1. James Edgar
|
James Edgar (Foto: Daily Mail)
|
Edgar didiagnosis dengan sindrom langka ini sejak berusia 17 bulan, setelah dokter melihat kurangnya kemajuan dalam perkembangan tubuhnya. Edgar tak mampu berbicara, tetapi ia bisa mengekspresikan dirinya melalui iPad.
"James seperti anak yang bahagia, mudah dicintai, dan suka diemong. Padahal dia membutuhkan pengawasan konstan karena ia tak menyadari adanya bahaya. Dia mungkin terlihat bahagia, tetapi dia tidak bisa merasakan emosi lainnya," tutur sang ibu, Rachel Martin.
2. Ollie Petherick
|
Ollie Petherick (Foto: Caternews)
|
"Senyum dan kepribadian Ollie yang bahagia membuat segala sesuatu berharga. Saya benar-benar sulit tidur tapi senyumnya selalu menghibur. Ia punya bakat yang bisa membuat Anda merasa gembira dan itu menakjubkan," kata ibu Ollie, Annie Campbell.

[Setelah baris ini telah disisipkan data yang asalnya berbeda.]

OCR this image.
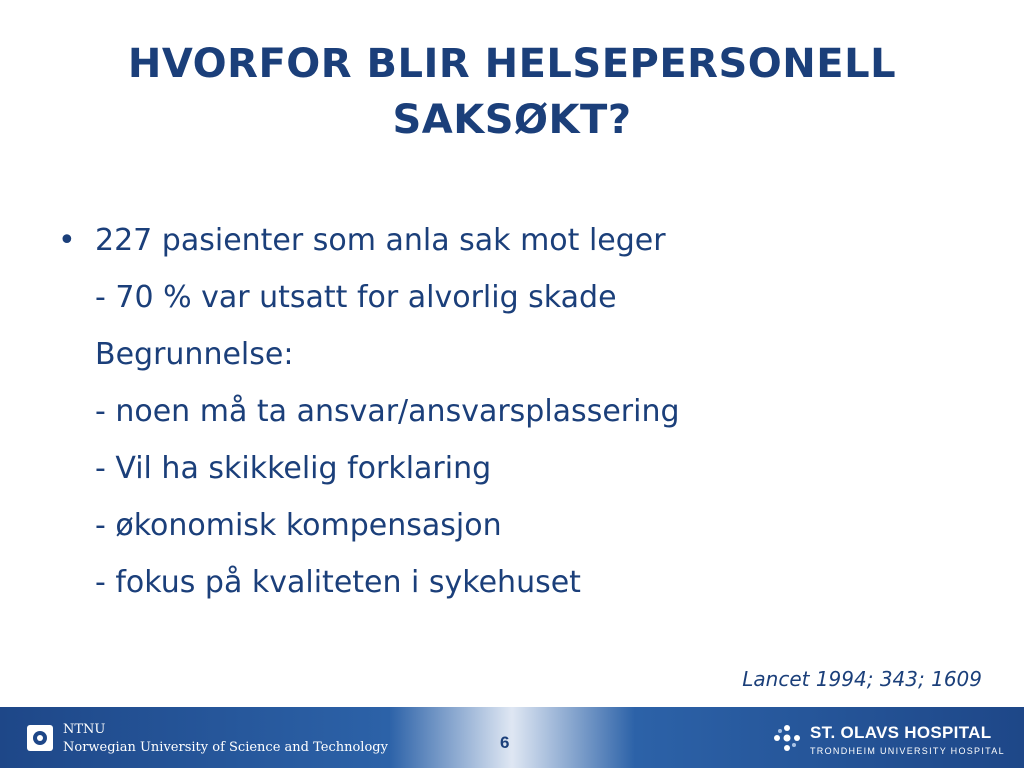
HVORFOR BLIR HELSEPERSONELL
SAKSØKT?
• 227 pasienter som anla sak mot leger
- 70 % var utsatt for alvorlig skade
Begrunnelse:
- noen må ta ansvar/ansvarsplassering
- Vil ha skikkelig forklaring
- økonomisk kompensasjon
- fokus på kvaliteten i sykehuset
Lancet 1994; 343; 1609
NTNU
Norwegian University of Science and Technology	6
ST. OLAVS HOSPITAL
TRONDHEIM UNIVERSITY HOSPITAL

Annie mengaku sering menerima pujian dari senyum berseri yang sering diberikan Ollie. Ia dan suaminya juga sering mendapat komentar positif atas senyum Ollie dan itu membuat mereka bahagia. Menurut Annie, Ollie adalah anak yang sangat santai dan tenang, juga suka mengoceh tanpa mempedulikan orang-orang di sekitarnya.
3. Rio Vicary
|
Rio Vicary (Foto: Dailymail)
|
Bocah pemberani ini didiagnosis ketika usianya baru 2 minggu dan harus menghabiskan sebagian besar hidupnya di rumah sakit, tempat ia dipantau oleh selusin konsultan.
Selain Angelman syndrome, Rio juga mengalami albino yang telah membuatnya tak bisa melihat. Meskipun begitu, ia sangat menyukai cahaya dan menikmati musik. Rio mendapatkan perawatan khusus di Sheffield Children's Hospital, Inggris, di mana ia telah menghabiskan sebagian besar hidupnya yang singkat sejak penyakit langka tersebut terdiagnosis.
4. Elliot Eland
|
Elliot Eland (Foto: caters news)
|
"Ketika kami merasa down, tawa Elliot membuat kita semua kembali bersemangat. Anda hanya harus melihat dia dan kebahagiaannya. Satu-satunya masalah adalah jika Elliot dan kakaknya, Alex, bermain dan Alex tak sengaja terluka. Alex akan menangis, tetapi Elliot hanya tertawa dan dia tidak mengerti mengapa. Itu bisa menyakiti karena kami tidak ingin Alex berpikir Elliot senang menyakiti dia," tutur sang ibu, Gale.
5. Joel Cherrie-Hope
|
Joel Cherrie-Hope (Foto: Fairfax NZ)
|
Sang ibu, Cherrie-Hope, mengatakan diagnosis Angelman syndrome baru didapatkan setelah berjuang selama berbulan-bulan untuk mencari tahu mengapa anaknya tidak dapat berbicara atau duduk secara normal.